If tour coordinator Judi Kerr likes your pitch, she'll call back and try to route you on one of the duo's three or four local concert stops.
What's captured their fancy so far? Everything from a gathering of laid-off auto workers in Detroit to a recylcing promotion at the city dump in Albuquerque, a stripper's bachelorette party, a quilting bee, a corn roast and even a funeral.
"The original idea was to be modern-day troubadours and play for anybody we can play for," says the group's Richard Aven. "Our intentions are just to
put us in front of anybody you want and we'll do our best. That's the only way we can approach our music and be honest about it."

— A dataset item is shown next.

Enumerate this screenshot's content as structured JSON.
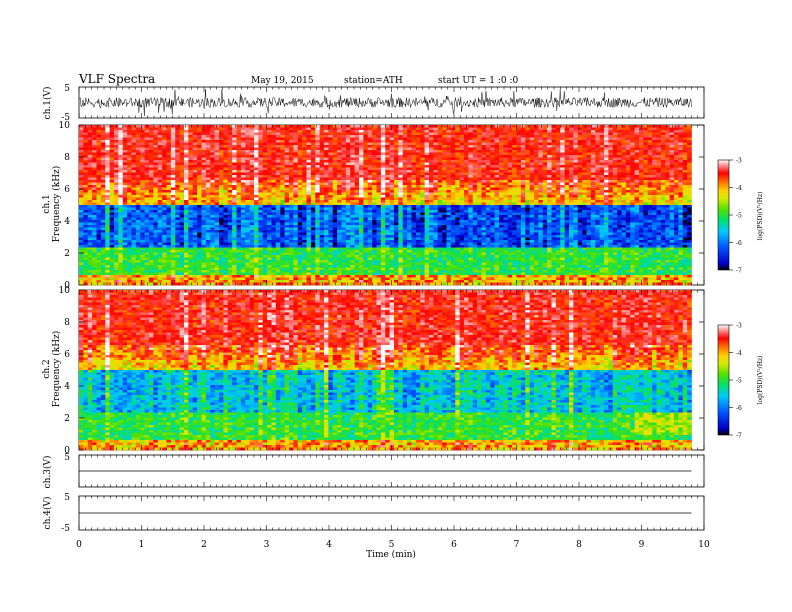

The Cages are Atlanta based, with one foot in the woods and the other in the urban malaise, evoking the spirt of a post-modern Simon and Garfunkel. ("She was a bottle-blonde bitch from Beaumont, Texas/With an Elvis tatoo on her solar plexis.") Aven (who doesn't often admit to having a first name) is a multi-instrumentalist who's classically trained, sung new wave and played sax with the Four Tops and Temptations. Partner Clayton Cages is a smart singer/songwriter/guitar strummer with warm pipes (evoking Jackson Browne) and caustic lyrics in the Neil Young jugular vein.
In the past three months, they've already rattled the cages twice on Jay Leno's Tonight show, done numerous radio shots and appeared on MTV, apart from all those unusual one-night stands. On days off, they're prone to wander around college campuses, casually striking up conversations with lines like ''Hey man, have you heard about the Cages?"
"For a new band trying to break these days, it's a jungle out there," allows Capitol publicist Sujata Murthy. "It's really hard to get somebody to shell out $15 for a group you've never heard of. But this tour is not real hype-hype. Wherever the Cages play, they're getting really positive feedback . . . and moving product."